Max Homa stumbles, then steps up to win Genesis Invitational

AP photo by Ryan Kang / Max Homa tees off on the first hole at Riviera Country Club on Sunday during the final round of the Genesis Invitational in Los Angeles.
AP photo by Ryan Kang / Max Homa tees off on the first hole at Riviera Country Club on Sunday during the final round of the Genesis Invitational in Los Angeles.

LOS ANGELES - The dream of winning at Riviera Country Club felt too good to be true for Max Homa, and it nearly was.

Needing a birdie on the 18th hole Sunday to win the Genesis Invitational, he hit a sand wedge to a back pin and the ball settled three feet away from the cup, setting up the storybook finish for a guy who grew up 30 miles away and has been watching this tournament his whole life.

And then he missed.

After that, with his ball next to the base of a tree left of the 10th green on the first playoff hole, Homa hooded a gap wedge with enough topspin to scoot up the Kikuyu grass and onto the edge of the green, setting up par. Tony Finau missed a seven-footer, and Homa was happy just to get to the next hole.

Homa won on the second extra hole when Finau failed to save par from a bunker, missing a 10-foot putt.

The message from tournament host Tiger Woods at the trophy presentation: Way to hang in there.

Did he ever.

"I don't know if I could ever do anything cooler in golf than this," said Homa, who closed with a 5-under-par 66 and played his final 26 holes at Riviera without a bogey. "Tiger Woods is handing us a trophy - that's a pretty crazy thought. We grew up idolizing him, idolizing Riviera Country Club, idolizing the golf tournament. To get it done, it's almost shocking.

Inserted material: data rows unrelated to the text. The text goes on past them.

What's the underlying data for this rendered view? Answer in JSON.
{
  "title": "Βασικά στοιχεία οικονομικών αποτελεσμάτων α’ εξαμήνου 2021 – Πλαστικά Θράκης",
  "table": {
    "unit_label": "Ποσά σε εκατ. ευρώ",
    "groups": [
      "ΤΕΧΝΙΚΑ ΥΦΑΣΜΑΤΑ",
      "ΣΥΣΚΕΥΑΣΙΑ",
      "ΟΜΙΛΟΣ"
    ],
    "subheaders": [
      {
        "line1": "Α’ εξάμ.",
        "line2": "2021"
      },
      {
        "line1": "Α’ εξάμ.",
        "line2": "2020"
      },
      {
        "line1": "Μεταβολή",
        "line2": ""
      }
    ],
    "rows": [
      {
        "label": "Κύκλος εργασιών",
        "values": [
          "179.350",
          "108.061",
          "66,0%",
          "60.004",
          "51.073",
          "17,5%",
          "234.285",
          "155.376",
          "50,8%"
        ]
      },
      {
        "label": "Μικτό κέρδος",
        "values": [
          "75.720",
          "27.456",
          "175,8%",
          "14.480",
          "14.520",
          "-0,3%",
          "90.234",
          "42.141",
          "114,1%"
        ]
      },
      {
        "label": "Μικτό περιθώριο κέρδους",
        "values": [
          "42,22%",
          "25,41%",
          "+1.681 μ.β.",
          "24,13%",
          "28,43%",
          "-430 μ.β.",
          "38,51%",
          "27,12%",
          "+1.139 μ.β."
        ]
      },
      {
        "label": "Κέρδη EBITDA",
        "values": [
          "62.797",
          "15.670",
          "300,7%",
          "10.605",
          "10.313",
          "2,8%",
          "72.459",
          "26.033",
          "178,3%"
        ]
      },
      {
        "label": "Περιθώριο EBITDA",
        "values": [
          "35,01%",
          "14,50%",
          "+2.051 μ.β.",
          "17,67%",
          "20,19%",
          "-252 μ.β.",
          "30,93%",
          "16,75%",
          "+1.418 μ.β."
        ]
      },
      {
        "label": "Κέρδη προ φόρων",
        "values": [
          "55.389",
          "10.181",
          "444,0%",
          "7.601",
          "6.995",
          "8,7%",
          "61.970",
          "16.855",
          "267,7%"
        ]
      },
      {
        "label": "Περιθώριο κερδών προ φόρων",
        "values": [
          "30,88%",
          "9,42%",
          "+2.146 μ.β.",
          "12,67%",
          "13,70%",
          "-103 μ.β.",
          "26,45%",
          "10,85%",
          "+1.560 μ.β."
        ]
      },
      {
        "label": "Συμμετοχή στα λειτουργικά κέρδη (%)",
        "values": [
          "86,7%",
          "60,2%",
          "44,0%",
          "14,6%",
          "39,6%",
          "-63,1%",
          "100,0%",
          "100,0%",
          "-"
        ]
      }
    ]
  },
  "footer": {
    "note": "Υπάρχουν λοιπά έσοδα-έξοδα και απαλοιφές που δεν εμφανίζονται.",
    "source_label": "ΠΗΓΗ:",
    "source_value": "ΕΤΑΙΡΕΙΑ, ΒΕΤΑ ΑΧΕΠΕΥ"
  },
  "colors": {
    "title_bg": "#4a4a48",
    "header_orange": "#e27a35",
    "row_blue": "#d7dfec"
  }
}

"It feels like it just can't be topped for me."

It was more heartache for Finau, who now has 10 runner-up finishes worldwide since winning the Puerto Rico Open five years ago for his lone PGA Tour victory. He closed with a 64, the best score of the final round. He had a seven-foot birdie putt on the first extra hole for the win and left it on the low side. He watched someone celebrate again. And yet he kept his chin up.

"It's bittersweet to be in this position again," Finau said. "But I never get tired of playing good golf, and that's what I tell myself every week."

Homa, who joined Finau at 12-under 272, won for the second time on the PGA Tour, with his first win at the 2019 Wells Fargo Championship. The 30-year-old Burbank native will crack the top 50 in the Official World Golf Ranking for the first time at No. 38. The victory sends him back to the Masters, along with the next three World Golf Championships.

All that felt secondary. He was at Riviera, just like he was as a kid eating soft pretzels and watching the best golfers in the world. Only this time, he was holding the trophy.

"I think young me would have had a hard time dreaming this one," Homa said.

For so long, the tournament belonged to Sam Burns. He was on the verge of becoming the first player to go wire-to-wire at Riviera since Hal Sutton won the 1983 PGA Championship. It fell apart with three bogeys in a four-hole stretch on the back nine, and he closed with a 69 to finish one shot out of the playoff.

"Just didn't play well enough," Burns said. "I didn't drive it well enough to really score the last seven holes."